DUNLAP - The Tiny House Movement is a trend of people living in small homes.
A Peoria industrialist was at the forefront of that movement nearly 90 years ago. At the Wheels O'Time Museum sits Peoria's Steel House. The tiny house is the creation of inventor Robert G. LeTourneau. His statue stands near the steel house.
LeTourneau wanted to solve a housing crisis in the mid-1930’s and he was all about efficiency.
“He said ‘We need a compact efficient house,' and this is what he created," Jim Bateman of Central Illinois Landmark Foundation said. “And it also kept his workers busy. It provided for his workers, not only work but as a place to live."
LeTourneau called these factory-built houses “Carefree Homes."
This particular building, 24 by 24 feet, was left at LeTourneau’s factory, deteriorating badly, until 2017 when Komatsu donated it for restoration. The Peoria Historical Society, Central Illinois Landmarks Foundation and Wheels O’ Time brought it back to life.
Now decorated with period furniture and household items, it looks like a 1938 model home. That took a lot of effort.
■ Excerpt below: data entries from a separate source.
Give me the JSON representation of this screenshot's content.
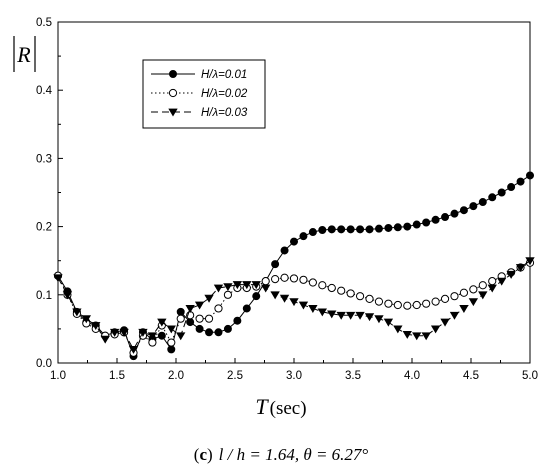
{
  "chart_data": {
    "type": "line",
    "xlabel_symbol": "T",
    "xlabel_unit": "(sec)",
    "ylabel": "R",
    "xlim": [
      1.0,
      5.0
    ],
    "ylim": [
      0.0,
      0.5
    ],
    "xticks": [
      "1.0",
      "1.5",
      "2.0",
      "2.5",
      "3.0",
      "3.5",
      "4.0",
      "4.5",
      "5.0"
    ],
    "yticks": [
      "0.0",
      "0.1",
      "0.2",
      "0.3",
      "0.4",
      "0.5"
    ],
    "legend_position": "top-left",
    "grid": false,
    "caption": {
      "label": "c",
      "text": "l / h = 1.64, θ = 6.27°"
    },
    "series": [
      {
        "name": "H/λ=0.01",
        "marker": "filled-circle",
        "linestyle": "solid",
        "x": [
          1.0,
          1.08,
          1.16,
          1.24,
          1.32,
          1.4,
          1.48,
          1.56,
          1.64,
          1.72,
          1.8,
          1.88,
          1.96,
          2.04,
          2.12,
          2.2,
          2.28,
          2.36,
          2.44,
          2.52,
          2.6,
          2.68,
          2.76,
          2.84,
          2.92,
          3.0,
          3.08,
          3.16,
          3.24,
          3.32,
          3.4,
          3.48,
          3.56,
          3.64,
          3.72,
          3.8,
          3.88,
          3.96,
          4.04,
          4.12,
          4.2,
          4.28,
          4.36,
          4.44,
          4.52,
          4.6,
          4.68,
          4.76,
          4.84,
          4.92,
          5.0
        ],
        "y": [
          0.128,
          0.105,
          0.075,
          0.06,
          0.055,
          0.04,
          0.045,
          0.048,
          0.01,
          0.045,
          0.035,
          0.04,
          0.02,
          0.075,
          0.06,
          0.05,
          0.045,
          0.045,
          0.05,
          0.062,
          0.08,
          0.098,
          0.12,
          0.145,
          0.165,
          0.178,
          0.186,
          0.192,
          0.195,
          0.196,
          0.196,
          0.196,
          0.196,
          0.196,
          0.197,
          0.198,
          0.199,
          0.2,
          0.203,
          0.206,
          0.21,
          0.214,
          0.219,
          0.224,
          0.23,
          0.236,
          0.243,
          0.25,
          0.258,
          0.266,
          0.275
        ]
      },
      {
        "name": "H/λ=0.02",
        "marker": "open-circle",
        "linestyle": "dotted",
        "x": [
          1.0,
          1.08,
          1.16,
          1.24,
          1.32,
          1.4,
          1.48,
          1.56,
          1.64,
          1.72,
          1.8,
          1.88,
          1.96,
          2.04,
          2.12,
          2.2,
          2.28,
          2.36,
          2.44,
          2.52,
          2.6,
          2.68,
          2.76,
          2.84,
          2.92,
          3.0,
          3.08,
          3.16,
          3.24,
          3.32,
          3.4,
          3.48,
          3.56,
          3.64,
          3.72,
          3.8,
          3.88,
          3.96,
          4.04,
          4.12,
          4.2,
          4.28,
          4.36,
          4.44,
          4.52,
          4.6,
          4.68,
          4.76,
          4.84,
          4.92,
          5.0
        ],
        "y": [
          0.128,
          0.1,
          0.072,
          0.058,
          0.05,
          0.04,
          0.042,
          0.045,
          0.015,
          0.04,
          0.03,
          0.055,
          0.03,
          0.065,
          0.07,
          0.065,
          0.065,
          0.08,
          0.1,
          0.11,
          0.11,
          0.112,
          0.12,
          0.123,
          0.125,
          0.124,
          0.122,
          0.118,
          0.114,
          0.11,
          0.106,
          0.102,
          0.098,
          0.094,
          0.09,
          0.087,
          0.085,
          0.084,
          0.085,
          0.087,
          0.09,
          0.094,
          0.098,
          0.103,
          0.108,
          0.114,
          0.12,
          0.127,
          0.133,
          0.14,
          0.147
        ]
      },
      {
        "name": "H/λ=0.03",
        "marker": "filled-triangle-down",
        "linestyle": "dashed",
        "x": [
          1.0,
          1.08,
          1.16,
          1.24,
          1.32,
          1.4,
          1.48,
          1.56,
          1.64,
          1.72,
          1.8,
          1.88,
          1.96,
          2.04,
          2.12,
          2.2,
          2.28,
          2.36,
          2.44,
          2.52,
          2.6,
          2.68,
          2.76,
          2.84,
          2.92,
          3.0,
          3.08,
          3.16,
          3.24,
          3.32,
          3.4,
          3.48,
          3.56,
          3.64,
          3.72,
          3.8,
          3.88,
          3.96,
          4.04,
          4.12,
          4.2,
          4.28,
          4.36,
          4.44,
          4.52,
          4.6,
          4.68,
          4.76,
          4.84,
          4.92,
          5.0
        ],
        "y": [
          0.125,
          0.1,
          0.075,
          0.065,
          0.055,
          0.035,
          0.045,
          0.045,
          0.02,
          0.045,
          0.04,
          0.06,
          0.05,
          0.04,
          0.08,
          0.085,
          0.095,
          0.11,
          0.112,
          0.115,
          0.115,
          0.115,
          0.11,
          0.1,
          0.095,
          0.09,
          0.085,
          0.08,
          0.075,
          0.072,
          0.07,
          0.07,
          0.07,
          0.068,
          0.065,
          0.06,
          0.05,
          0.042,
          0.04,
          0.04,
          0.05,
          0.06,
          0.07,
          0.08,
          0.09,
          0.1,
          0.11,
          0.12,
          0.13,
          0.14,
          0.15
        ]
      }
    ]
  }
}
“This house you could buy for five thousand dollars," Bateman said. "We put $140,000 in cash into it, plus countless hours of volunteer labor."
“I’ve always liked the idea of a small house," Sarah Nesbit, who lives in a Steel House said. "It’s cozy. In some ways it’s like a cabin in the woods."
Nesbit rents one in Peoria Heights. This home has only one bedroom instead of two, and the kitchen was expanded.
LeTouneau’s Carefree House project came to an end when steel became critical during World War II. But, there are still 20 of these little homes around central Illinois.
“Compact and efficient" never totally goes out of style.